Trafodion Bulk Load 初试

    xiaoxiao2023-03-24  6

    如在文章《Trafodion 数据加载介绍》中提到,Trafodion的Bulk Load与Tricke Load不同,Bulk Load主要是针对大数据量的且一般是批量装载的方式。Bulk Load通常使用LOAD语句实现。

    下面介绍几种Bulk Load方式,

    从Trafodion表加载数据从HDFS文件加载数据(Hive外部表)从Hive表加载数据从外部数据库加载数据(Mysql to Hive)

    从Trafodion表加载数据

    (1)创建两个表结构相同的测试表

    SQL>showddl test_tbl; CREATE TABLE TRAFODION.SEABASE.TEST_TBL ( ID INT NO DEFAULT NOT NULL NOT DROPPABLE SERIALIZED , NAME VARCHAR(10) CHARACTER SET ISO88591 COLLATE DEFAULT DEFAULT NULL SERIALIZED ) ; --- SQL operation complete. SQL>showddl test_tbl2; CREATE TABLE TRAFODION.SEABASE.TEST_TBL2 ( ID INT NO DEFAULT NOT NULL NOT DROPPABLE SERIALIZED , NAME VARCHAR(10) CHARACTER SET ISO88591 COLLATE DEFAULT DEFAULT NULL SERIALIZED ) ; --- SQL operation complete. (2)表1有几条数据,表2没有数据

    SQL>select * from test_tbl; ID NAME ----------- ---------- 1 LIU 2 zhang 3 LIU 4 wu 5 feng --- 5 row(s) selected.
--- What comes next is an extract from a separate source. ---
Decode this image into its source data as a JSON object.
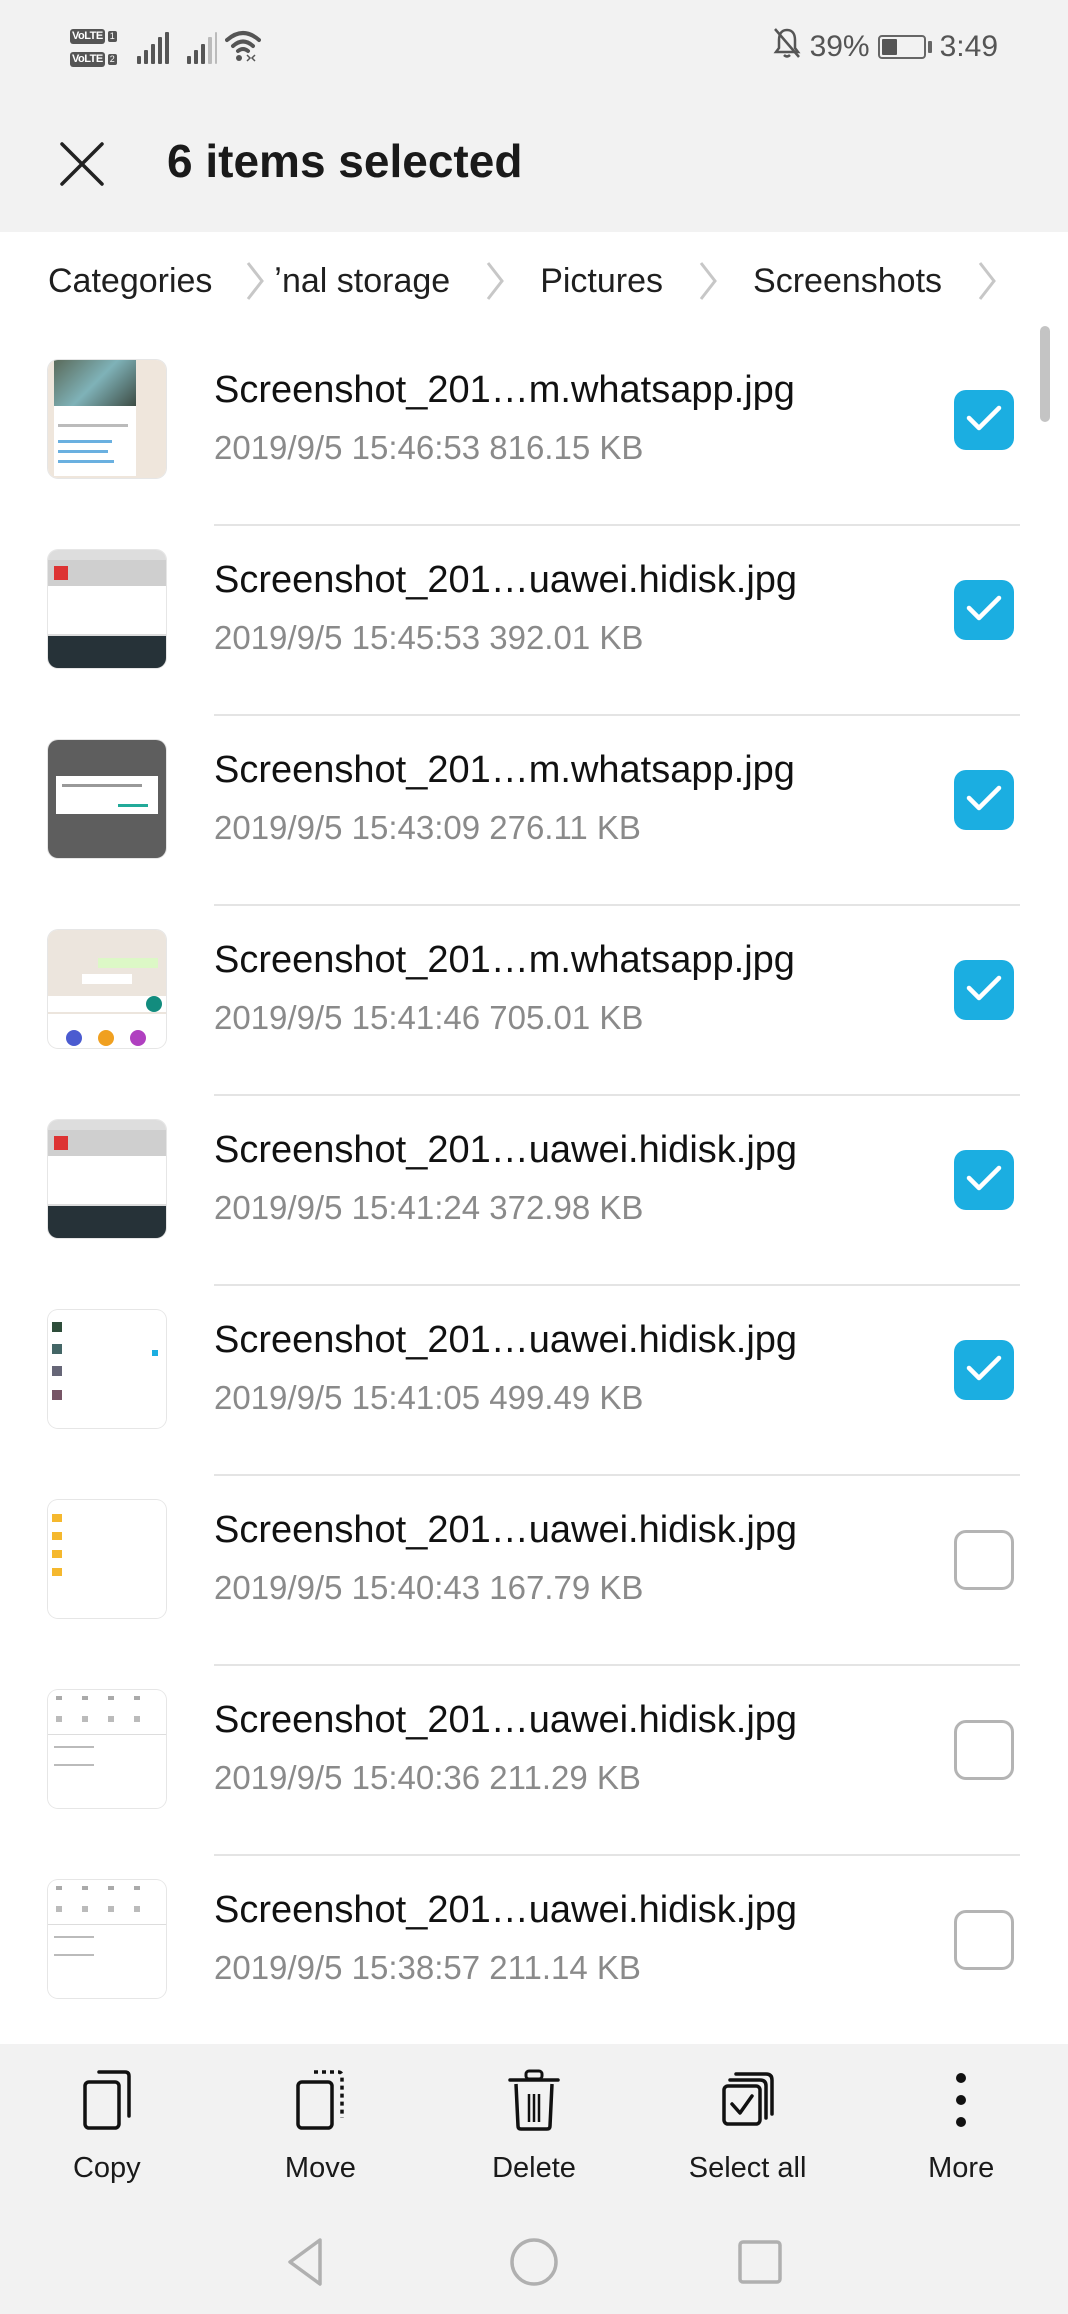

SQL>select * from test_tbl2; --- 0 row(s) selected. (3)从表1加载数据到表2

    SQL>load into test_tbl2 select * from test_tbl; UTIL_OUTPUT -------------------------------------------------------------------------------------------------------------------------------- Task: LOAD Status: Started Object: TRAFODION.SEABASE.TEST_TBL2 Task: CLEANUP Status: Started Object: TRAFODION.SEABASE.TEST_TBL2 Task: CLEANUP Status: Ended Object: TRAFODION.SEABASE.TEST_TBL2 Task: PREPARATION Status: Started Object: TRAFODION.SEABASE.TEST_TBL2 Rows Processed: 5 Task: PREPARATION Status: Ended ET: 00:00:00.263 Task: COMPLETION Status: Started Object: TRAFODION.SEABASE.TEST_TBL2 Task: COMPLETION Status: Ended ET: 00:00:00.531 --- SQL operation complete. SQL>select * from test_tbl2; ID NAME ----------- ---------- 1 LIU 2 zhang 3 LIU 4 wu 5 feng --- 5 row(s) selected.

    从HDFS文件加载数据(Hive 外部表)

    (1)创建测试文件并利用scp或者其他方式上传到Hadoop Cluster上,内容如下

    [centos@cent-1 tmp]$ cat test_table Lucy,20,F Jason,22,M Stephen,21,M Lily,19,F Vincent,25,M

    (2)将测试文件导入HDFS中

    [hdfs@cent-1 ~]$ hadoop fs -mkdir -p /hive/test/test_tbl [hdfs@cent-1 ~]$ hadoop fs -copyFromLocal /tmp/test_table /hive/test/test_tbl [hdfs@cent-1 ~]$ hadoop fs -ls /hive/test/test_tbl Found 1 items -rw-r--r--   3 hdfs supergroup         57 2016-09-28 02:31 /hive/test/test_tbl/test_table

    (3)在Trafodion中创建测试表

    SQL>create table test_table ( name varchar(10), age int, sex varchar(1)); --- SQL operation complete. SQL>showddl test_table; CREATE TABLE TRAFODION.SEABASE.TEST_TABLE ( NAME VARCHAR(10) CHARACTER SET ISO88591 COLLATE DEFAULT DEFAULT NULL SERIALIZED , AGE INT DEFAULT NULL SERIALIZED , SEX VARCHAR(1) CHARACTER SET ISO88591 COLLATE DEFAULT DEFAULT NULL SERIALIZED ) ; --- SQL operation complete.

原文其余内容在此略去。